Serum uric acid: The serum uric acid content of control group (T1 ) was lower (P<0.05) than that of ochratoxin fed group (T2 ). The uric acid content in groups T3 and T4 was statistically similar to that of control. The uric acid value of group T5 and T6 was statistically similar to that of T2 and higher (P<0.05) than that of T1. Ochratoxin contamination resulted in significant (P<0.05) increase in serum uric acid concentration. The significantly increased levels of uric acid in ochratoxin treated birds were in agreement with other reports (Stoev et al., 2000; Ayed et al., 1991; Garcia et al., 2003; Mohiuddin et al., 1993; Patil et al., 2005; Singh et al., 2015; Singh et al., 2016b ). Kubena et al. (1989) indicated that uric acid is the primary product of nitrogen catabolism in chickens and is excreted by the kidney. The elevation in serum uric acid level was accompanied by the increase in kidney weight in the ochratoxin fed birds, indicating impaired renal excretory functions. The present study revealed that inclusion of HSCAS to the ochratoxin contaminated could not alleviate the adverse effects of ochratoxicosis on serum uric acid content of birds. The effect of addition of dietary HSCAS on uric acid during ochratoxicosis is lacking in literature.
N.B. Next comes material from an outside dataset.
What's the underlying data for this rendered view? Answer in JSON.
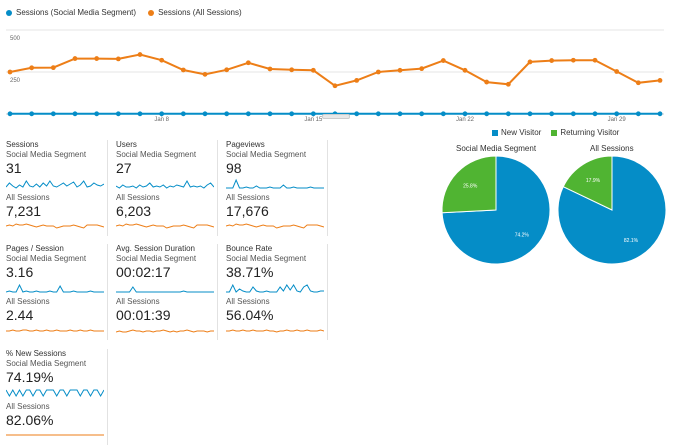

Alkaline phosphatase (ALP): The ALP activities in ochratoxin fed group (T2) were higher (P<0.05) than that of control (T1). The ALP value in groups T3 and T4 was statistically similar to that of control. The ALP value in groups T5 and T6 was higher (P<0.05) than T1 and statistically similar to that of T2. In the present study, 150 ppb ochratoxin resulted in increased activities of ALP. Khan et al. (2014) also reported increased activities of ALP due to ochratoxicosis in broiler chickens. Addition of HSCAS at any level to ochratoxin contaminated diet could not ameliorate the adverse effects of ochratoxin on ALP activities. The effect of addition of dietary HSCAS on alkaline phosphatase during ochratoxicosis is lacking in literature.

It was concluded that ochratoxin contamination of feed at the rate of 150 ppb impaired the production performance and altered relative organ weights and blood biochemistry. Incorporation of HSCAS to the ochratoxin (150 ppb) contaminated feed could not ameliorate the adverse effects of ochratoxicosis, however, 0.50 percent level of HSCAS partially alleviated the ill effects of ochratoxicosis on relative organ weights and total serum protein in broiler chickens.